Dahlia Finger is kind of an asshole. She's 29 and spends her days sprawled out on her couch, smoking weed and watching movies, funded by her well-off father. One night she has a seizure and learns that she has a brain tumor. Though no one will actually say it, she doesn't have long to live.

 

This is not one of those novels of illness where there's redemption ahead or that's supposed to make you hopeful and grateful for life (beyond not having a brain tumor). For that reason, I appreciated and responded to it. Unlike all the books on cancer Dahlia and her parents buy in bulk that say "you can beat this thing" if only you have the right attitude, in effect making you responsible (and to blame) for your own illness, The Book of Dahlia illustrates how we as a culture fail to deal with mortality. Though it's not addressed specifically in the novel, I personally wonder how much that American idea of pulling oneself up by the bootstraps is at play, which easily translates into victim-blaming when one can't.

 

One of the platitudes often given regarding illness and healing is that a sufferer must let go of old resentments and anger, that these can make or keep one sick. As Dahlia considers and recounts her past, it's clear she has almost nothing but resentments, from a mother who essentially abandoned her family to the older brother, once close, who took out his own pain on her in the cruelest ways. Throughout her life she's plainly asked for help and been ignored. Maybe it says something about me that I couldn't blame her for her stubbornness in forgiving and forgetting. It feels like the only way she's able to have any agency during her illness.

 

If this sounds grim, it's not, or not only! Dahlia's voice is often funny, enough to make me laugh out loud while reading. Her humor may be bitter, but that suits me fine. At the end of the book there was a reading group guide that asked more than one question about whether one is able to sympathize with her; I absolutely could.

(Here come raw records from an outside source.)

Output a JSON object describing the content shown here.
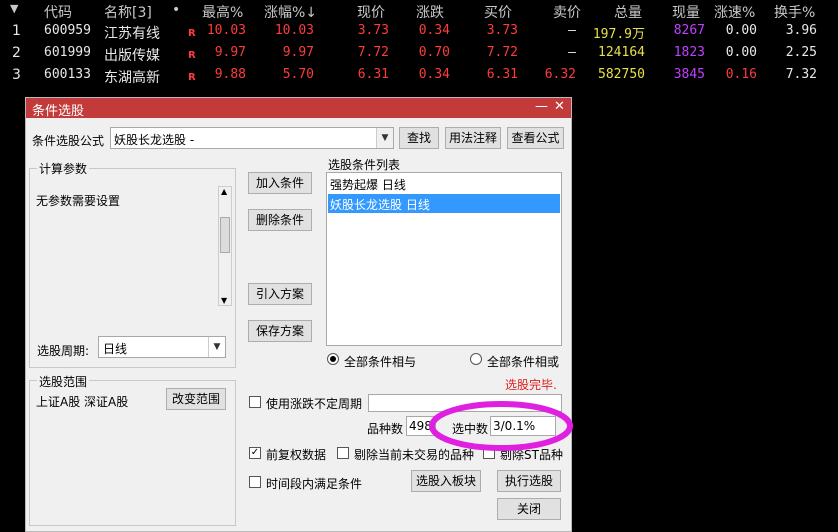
{
  "table": {
    "columns": [
      "代码",
      "名称[3]",
      "•",
      "最高%",
      "涨幅%↓",
      "现价",
      "涨跌",
      "买价",
      "卖价",
      "总量",
      "现量",
      "涨速%",
      "换手%"
    ],
    "rows": [
      {
        "idx": "1",
        "code": "600959",
        "name": "江苏有线",
        "flag": "R",
        "high": "10.03",
        "change_pct": "10.03",
        "price": "3.73",
        "change": "0.34",
        "bid": "3.73",
        "ask": "–",
        "volume": "197.9万",
        "cur_vol": "8267",
        "speed": "0.00",
        "turnover": "3.96"
      },
      {
        "idx": "2",
        "code": "601999",
        "name": "出版传媒",
        "flag": "R",
        "high": "9.97",
        "change_pct": "9.97",
        "price": "7.72",
        "change": "0.70",
        "bid": "7.72",
        "ask": "–",
        "volume": "124164",
        "cur_vol": "1823",
        "speed": "0.00",
        "turnover": "2.25"
      },
      {
        "idx": "3",
        "code": "600133",
        "name": "东湖高新",
        "flag": "R",
        "high": "9.88",
        "change_pct": "5.70",
        "price": "6.31",
        "change": "0.34",
        "bid": "6.31",
        "ask": "6.32",
        "volume": "582750",
        "cur_vol": "3845",
        "speed": "0.16",
        "turnover": "7.32"
      }
    ]
  },
  "dialog": {
    "title": "条件选股",
    "minimize": "—",
    "close": "✕",
    "formula_label": "条件选股公式",
    "formula_value": "妖股长龙选股 -",
    "btn_find": "查找",
    "btn_usage": "用法注释",
    "btn_view": "查看公式",
    "params_title": "计算参数",
    "params_text": "无参数需要设置",
    "period_label": "选股周期:",
    "period_value": "日线",
    "btn_add": "加入条件",
    "btn_delete": "删除条件",
    "btn_import": "引入方案",
    "btn_save": "保存方案",
    "cond_list_title": "选股条件列表",
    "conditions": [
      "强势起爆  日线",
      "妖股长龙选股  日线"
    ],
    "radio_and": "全部条件相与",
    "radio_or": "全部条件相或",
    "status": "选股完毕.",
    "range_title": "选股范围",
    "range_text": "上证A股 深证A股",
    "btn_change_range": "改变范围",
    "chk_uncertain_period": "使用涨跌不定周期",
    "count_label": "品种数",
    "count_value": "4984",
    "selected_label": "选中数",
    "selected_value": "3/0.1%",
    "chk_fq": "前复权数据",
    "chk_exclude_untraded": "剔除当前未交易的品种",
    "chk_exclude_st": "剔除ST品种",
    "chk_time_range": "时间段内满足条件",
    "btn_to_block": "选股入板块",
    "btn_execute": "执行选股",
    "btn_close": "关闭",
    "highlight_color": "#e020e0",
    "title_bar_color": "#c33a3a",
    "selected_item_color": "#3399ff"
  }
}
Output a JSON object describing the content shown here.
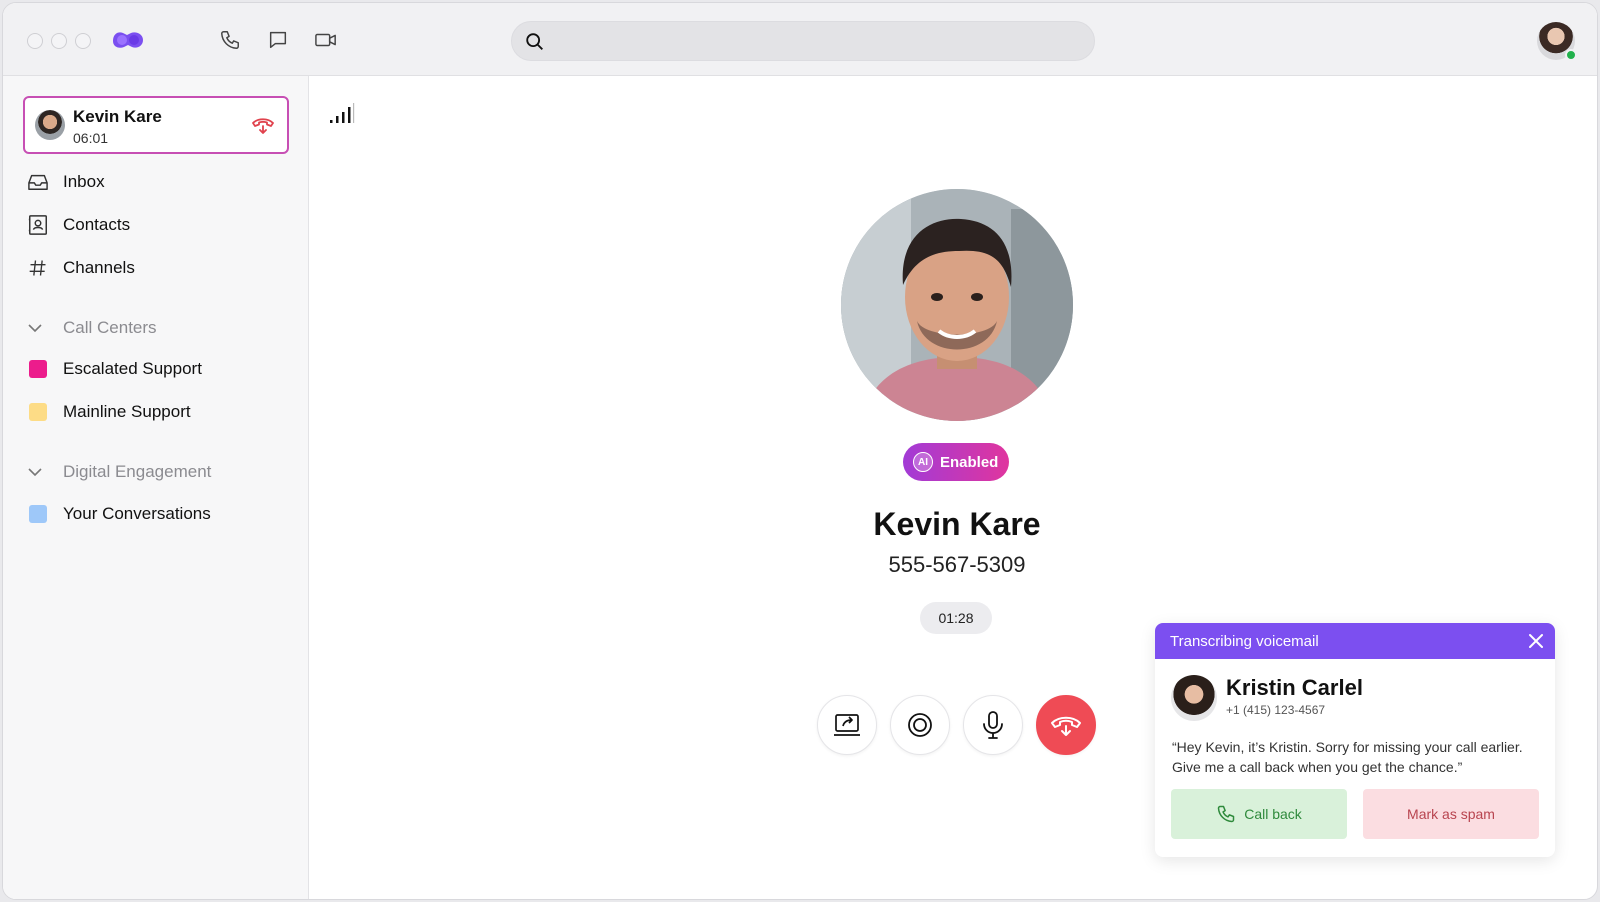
{
  "active_call": {
    "name": "Kevin Kare",
    "duration": "06:01"
  },
  "search": {
    "placeholder": ""
  },
  "nav": [
    {
      "label": "Inbox",
      "icon": "inbox-icon"
    },
    {
      "label": "Contacts",
      "icon": "contacts-icon"
    },
    {
      "label": "Channels",
      "icon": "hash-icon"
    }
  ],
  "sections": {
    "call_centers": {
      "label": "Call Centers",
      "items": [
        {
          "label": "Escalated Support",
          "color": "#ec1c8c"
        },
        {
          "label": "Mainline Support",
          "color": "#fddc86"
        }
      ]
    },
    "digital_engagement": {
      "label": "Digital Engagement",
      "items": [
        {
          "label": "Your Conversations",
          "color": "#9ec8f9"
        }
      ]
    }
  },
  "call": {
    "badge": "Enabled",
    "badge_icon": "AI",
    "name": "Kevin Kare",
    "phone": "555-567-5309",
    "timer": "01:28",
    "controls": [
      "share-screen-icon",
      "record-icon",
      "microphone-icon",
      "hangup-icon"
    ]
  },
  "voicemail": {
    "header": "Transcribing voicemail",
    "name": "Kristin Carlel",
    "phone": "+1 (415) 123-4567",
    "transcript": "“Hey Kevin, it’s Kristin. Sorry for missing your call earlier. Give me a call back when you get the chance.”",
    "call_back_label": "Call back",
    "spam_label": "Mark as spam"
  },
  "colors": {
    "accent": "#7c4ff0",
    "hangup": "#ef4b55",
    "online": "#22b14c"
  }
}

I often like female characters in popular culture that others find abrasive, though I often wonder how much it's about gender.

 

The toughest and most affecting aspect of this book was the relationship between Dahlia and her older brother. As a younger sister myself, I'm always interested in and more sensitive to depictions of that dynamic. It broke my heart to read about the turn their relationship takes, how long Dahlia holds out and has faith in him, even insulting herself to get ahead of his insulting her. I both wanted and did not want Dahlia to forgive him. It made me want to call my own brother and thank him for not being a dick!